18.2.13

Complacency and Hubris: Our true environmental holdups


             The issue of climate change to me is of truly great importance. I feel as if this issue is, if not on the top, near the top of what will come to define how we advance in the next century. Our society, our civilization is at a crossroads of what will be either a global dark age or the creation of a neo-enlightenment period, and it hinges on the state of our climate. Well the real factor that will determine our course is how we have/will deal with this global flux. I am hesitant to compare our culture to the Roman Empire in this regard, but the analogy acutely is effective in the American consciousness.  

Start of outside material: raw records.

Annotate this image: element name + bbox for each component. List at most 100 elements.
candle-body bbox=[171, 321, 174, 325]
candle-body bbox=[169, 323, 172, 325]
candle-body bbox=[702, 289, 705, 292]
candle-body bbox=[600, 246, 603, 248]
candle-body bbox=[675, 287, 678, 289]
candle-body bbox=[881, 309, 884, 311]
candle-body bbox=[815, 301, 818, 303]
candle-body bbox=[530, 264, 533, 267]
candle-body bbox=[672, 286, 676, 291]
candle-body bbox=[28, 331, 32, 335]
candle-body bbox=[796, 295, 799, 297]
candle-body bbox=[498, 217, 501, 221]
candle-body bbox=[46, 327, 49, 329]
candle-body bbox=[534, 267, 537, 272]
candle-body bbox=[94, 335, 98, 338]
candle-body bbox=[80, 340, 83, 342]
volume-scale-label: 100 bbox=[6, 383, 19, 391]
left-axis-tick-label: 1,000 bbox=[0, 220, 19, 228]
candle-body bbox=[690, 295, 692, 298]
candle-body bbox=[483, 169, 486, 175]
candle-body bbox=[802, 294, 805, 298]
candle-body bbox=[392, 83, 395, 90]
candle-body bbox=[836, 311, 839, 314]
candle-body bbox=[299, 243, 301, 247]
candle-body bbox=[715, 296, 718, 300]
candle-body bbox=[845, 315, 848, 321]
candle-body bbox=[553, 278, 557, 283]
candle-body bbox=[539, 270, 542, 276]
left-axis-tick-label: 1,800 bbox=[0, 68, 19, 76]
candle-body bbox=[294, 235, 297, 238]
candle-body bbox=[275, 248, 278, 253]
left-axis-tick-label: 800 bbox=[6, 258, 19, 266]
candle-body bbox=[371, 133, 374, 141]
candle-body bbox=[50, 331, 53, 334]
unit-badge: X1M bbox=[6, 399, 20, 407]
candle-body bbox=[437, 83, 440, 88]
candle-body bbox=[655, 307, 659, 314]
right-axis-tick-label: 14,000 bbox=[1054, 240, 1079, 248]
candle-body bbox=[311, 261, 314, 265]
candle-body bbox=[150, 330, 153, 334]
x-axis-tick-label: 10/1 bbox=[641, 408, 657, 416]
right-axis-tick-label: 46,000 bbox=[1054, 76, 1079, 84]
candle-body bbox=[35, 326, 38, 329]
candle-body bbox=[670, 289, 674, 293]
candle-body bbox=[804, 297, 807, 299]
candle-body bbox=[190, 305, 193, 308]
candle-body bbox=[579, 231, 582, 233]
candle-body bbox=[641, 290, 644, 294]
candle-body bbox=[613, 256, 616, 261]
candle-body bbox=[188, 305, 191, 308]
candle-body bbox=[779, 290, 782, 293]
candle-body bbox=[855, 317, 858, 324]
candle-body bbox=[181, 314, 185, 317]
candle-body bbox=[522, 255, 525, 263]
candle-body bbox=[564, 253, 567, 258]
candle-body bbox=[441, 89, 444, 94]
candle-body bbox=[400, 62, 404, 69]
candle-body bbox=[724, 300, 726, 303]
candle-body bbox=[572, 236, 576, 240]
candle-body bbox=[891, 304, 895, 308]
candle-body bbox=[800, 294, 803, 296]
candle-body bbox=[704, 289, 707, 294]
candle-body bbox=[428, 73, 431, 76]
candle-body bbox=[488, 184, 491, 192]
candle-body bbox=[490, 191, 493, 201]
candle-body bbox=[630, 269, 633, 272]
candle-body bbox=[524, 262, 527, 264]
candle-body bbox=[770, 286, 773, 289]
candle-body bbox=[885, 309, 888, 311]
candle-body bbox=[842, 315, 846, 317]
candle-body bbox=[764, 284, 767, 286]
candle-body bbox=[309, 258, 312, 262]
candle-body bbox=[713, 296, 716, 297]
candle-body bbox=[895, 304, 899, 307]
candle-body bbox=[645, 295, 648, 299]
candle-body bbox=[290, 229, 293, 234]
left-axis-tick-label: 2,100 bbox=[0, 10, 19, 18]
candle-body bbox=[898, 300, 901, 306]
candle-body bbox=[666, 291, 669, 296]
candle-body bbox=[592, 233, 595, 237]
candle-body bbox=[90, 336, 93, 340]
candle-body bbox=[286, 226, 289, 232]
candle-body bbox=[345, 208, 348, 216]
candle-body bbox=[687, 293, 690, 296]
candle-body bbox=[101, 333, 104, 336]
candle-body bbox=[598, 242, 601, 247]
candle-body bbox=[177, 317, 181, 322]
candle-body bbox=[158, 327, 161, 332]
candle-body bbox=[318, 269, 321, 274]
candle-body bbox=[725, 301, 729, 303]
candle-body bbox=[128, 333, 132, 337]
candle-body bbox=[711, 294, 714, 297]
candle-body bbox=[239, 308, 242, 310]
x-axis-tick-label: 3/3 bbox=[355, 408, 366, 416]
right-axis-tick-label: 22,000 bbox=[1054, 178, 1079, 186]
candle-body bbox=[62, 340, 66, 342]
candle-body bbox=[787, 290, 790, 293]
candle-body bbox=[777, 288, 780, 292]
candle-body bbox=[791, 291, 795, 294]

            What stands before us is the question of change now or change later. Soon enough there will be a threshold when those two become one and then it will turn into change now or perish. In the case of the roman empire, and I am by no means a historian, but conceivably it happened like so: change now a little, change now a little less, change now only a little, and then perish. Perish into a dark age of feudal systems and mindless warfare. Humanity continues in this story, of course to refit itself with a society that can change up faster and better to perpetuate itself, and we see this in the early stages of what became the Roman Empire. Soon enough along this path the change that was once faster and better is complacent in comfort, and comfort overrides hard fixes. This is where we are now. This is what we need to learn from. I am very much supporting that history repeats itself, but only it’s worse every time. This time it isn't only external barbarians and internal moral decay, but external environmental decay (with relations to the biosphere) and internal hubris in our ability to solve our issues.
            This hubris is that somehow, technologically we can ‘solve’ global climate change. The joke is that technology is one of the prime sources of the issue. I present this metaphor: You are in a lifeboat, and there is a small hole in the bottom of the boat filling the boat with water. In order to keep the boat afloat, you devise a plan to remove a section of the hull from another part of the boat to fix the initial hole. The only problem is that the wood used to fix the hole created another hole in the bottom of the lifeboat. Now the hole that had a makeshift fix is still leaking water, at a slower rate albeit, but the solution to the problem left a hole in the boat, undermining the initial fix. In this metaphor, it would be far more intelligent to take wood from maybe the side of the boat to fix the hole, not the bottom. The analogous answer for climate change isn't as easy a fix. Neither is committing to change for an unforeseen future easy, nor accepting that the comfort we have comes at an ultimate price for our (and every other) species on the planet. Difficulty isn't the problem; it is complacency that will drive us towards darkness, both on our electric grid and in the advancement of our species.